The Great Enigma
- First edition cover
- Author: Tomas Tranströmer
- Original title: Den stora gåtan
- Translator: Robin Fulton
- Language: Swedish
- Publisher: Albert Bonniers förlag
- Publication date: 19 March 2004
- Publication place: Sweden
- Published in English: 2006
- Pages: 87
- ISBN: 9100103101

= The Great Enigma =

Book by Tomas Tranströmer

The Great Enigma (Den stora gåtan) is a 2004 collection of poetry by the Swedish writer Tomas Tranströmer. It consists of five poems in free format, followed by 45 haiku in eleven suites. It is one of the two collections Tranströmer wrote after his 1990 stroke, and it was therefore written at a slow pace with the left hand. It was published in English in 2006.

==Content==
Five free-form poems are followed by 45 which follow the form of the haiku, organised into eleven suites. The suites are loosely organised by genre and themes, which include the carpe diem motif, theistic epiphanies, nature depictions, snapshots from travels and reflections on death. The themes frequently blend.

==Genesis==
In November 1990, Tomas Tranströmer suffered a stroke which paralysed the right side of his body and damaged his ability to speak. He therefore had to cancel a large-scale poetry project he was working on, about the history of Europe, to instead write more concise poems. Several times he considered to quit writing altogether, but kept coming up with new ideas. He returned to the haiku format, which he according to himself had been both reading and writing for his whole life. His earliest published haiku were written in 1959, when he worked at a youth prison, and in 1996 he published the collection The Sorrow Gondola which contained eleven more. The next eight years he continued to write the same way, with his left hand and at a slow pace. The haiku in The Great Enigma were not written with a strict adherence to classic conventions, but do follow the rule of three lines with five, seven and five syllables. The main inspirations for the poems were travelling, death and dreams.

==Publication==
The book was published in Sweden on 19 March 2004 by Albert Bonniers förlag. The cover is a painting by the artist Peter Frie which was selected by Tranströmer.

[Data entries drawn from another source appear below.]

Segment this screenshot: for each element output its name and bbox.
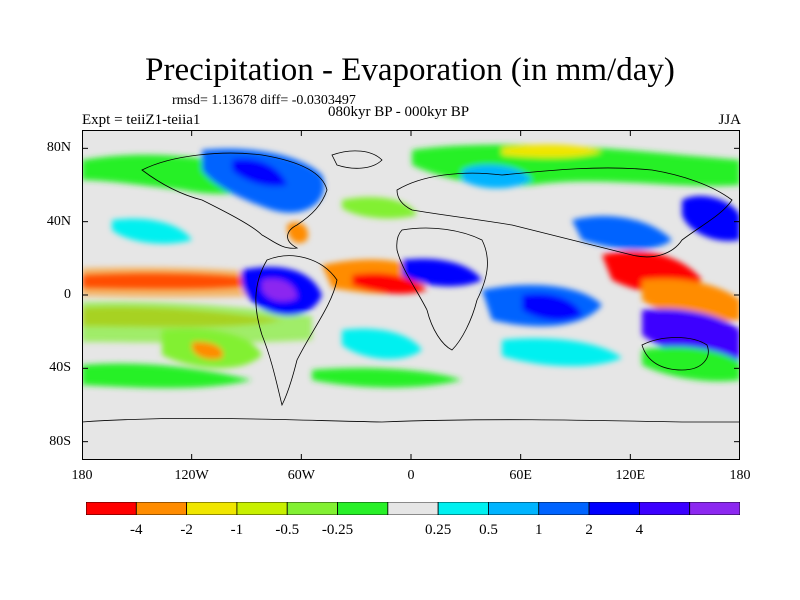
field-region (502, 338, 622, 367)
colorbar-swatch (588, 502, 640, 515)
colorbar-label: 2 (585, 522, 593, 538)
colorbar-swatch (387, 502, 439, 515)
colorbar-label: -0.5 (275, 522, 300, 538)
field-region (287, 222, 308, 244)
map-panel (82, 130, 740, 460)
colorbar-swatch (135, 502, 188, 515)
colorbar (86, 502, 740, 515)
field-region (192, 341, 223, 360)
x-tick-label: 180 (71, 468, 93, 483)
colorbar-label: 1 (535, 522, 543, 538)
colorbar-swatch (86, 502, 137, 515)
colorbar-swatch (437, 502, 489, 515)
colorbar-swatch (337, 502, 389, 515)
colorbar-label: -4 (130, 522, 143, 538)
field-region (312, 368, 462, 388)
field-region (82, 363, 252, 389)
field-region (352, 273, 427, 294)
field-region (262, 278, 297, 302)
coastlines (82, 150, 740, 423)
stats-string: rmsd= 1.13678 diff= -0.0303497 (172, 93, 356, 108)
colorbar-swatch (538, 502, 590, 515)
field-region (82, 301, 312, 343)
x-tick-label: 60W (287, 468, 315, 483)
field-region (642, 346, 740, 382)
y-tick-label: 80S (49, 433, 71, 449)
field-region (82, 267, 282, 298)
tick-marks (82, 130, 740, 460)
colorbar-label: -1 (230, 522, 244, 538)
colorbar-label: 4 (635, 522, 644, 538)
colorbar-swatch (236, 502, 288, 515)
field-region (522, 293, 582, 321)
x-tick-label: 180 (729, 468, 751, 483)
plot-title: Precipitation - Evaporation (in mm/day) (145, 52, 675, 88)
colorbar-swatch (186, 502, 238, 515)
field-region (402, 258, 482, 287)
x-tick-label: 120E (615, 468, 646, 483)
y-tick-label: 40S (49, 360, 71, 376)
field-region (502, 144, 602, 158)
colorbar-label: -2 (180, 522, 193, 538)
colorbar-swatch (689, 502, 740, 515)
colorbar-swatch (638, 502, 691, 515)
map-field (82, 130, 740, 460)
season-label: JJA (718, 112, 741, 128)
field-region (232, 159, 287, 187)
colorbar-label: -0.25 (321, 522, 354, 538)
field-region (462, 164, 532, 189)
x-tick-label: 60E (509, 468, 532, 483)
field-region (112, 218, 192, 244)
colorbar-swatch (286, 502, 338, 515)
experiment-label: Expt = teiiZ1-teiia1 (82, 112, 201, 128)
field-region (342, 197, 417, 219)
x-tick-label: 0 (407, 468, 415, 483)
field-region (572, 216, 672, 250)
colorbar-label: 0.5 (479, 522, 498, 538)
y-tick-label: 80N (46, 140, 71, 156)
y-tick-label: 40N (46, 213, 71, 229)
colorbar-swatch (488, 502, 540, 515)
period-label: 080kyr BP - 000kyr BP (328, 104, 470, 120)
colorbar-label: 0.25 (425, 522, 452, 538)
x-tick-label: 120W (174, 468, 209, 483)
y-tick-label: 0 (64, 287, 71, 302)
field-region (342, 328, 422, 360)
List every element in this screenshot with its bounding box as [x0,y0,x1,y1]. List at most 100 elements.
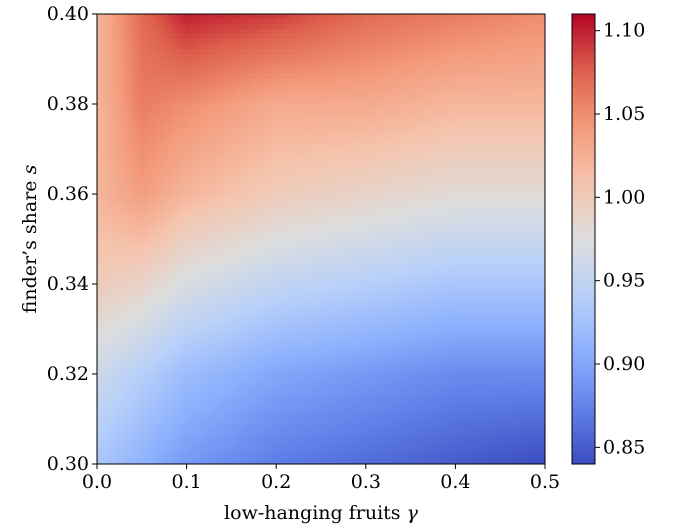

In April the book was released on CD, read by actor Krister Henriksson, and accompanied by Tranströmer on piano, performing bits by Josef Mattias Hauer, Federico Mompou, Maurice Karkoff, Cor de Groot and Werner Wolf Glaser with his left hand. The collection was translated to English by Robin Fulton, and first appeared in the 2006 volume The Great Enigma: New Collected Poems.

==Reception==
Svenska Dagbladets critic wrote: "When reading [the first five poems] you are delighted by the natural easiness which always has characterised Tranströmer's poetry, in the following haikus by the formal restraint and discipline which makes up the other side of his authorship - not a word too much!" The critic continued: "Tranströmer's new poems are permeated by a completely natural piety. No high tones, no preachment! Only a calm confidence before mortality and a through and through unsentimentally formulated gratitude for being able to exist, to participate."

The book was nominated for the August Prize. In 2007, Frie, whose painting is on the book's cover, collaborated with Tranströmer and exhibited 13 original landscape paintings inspired by the book.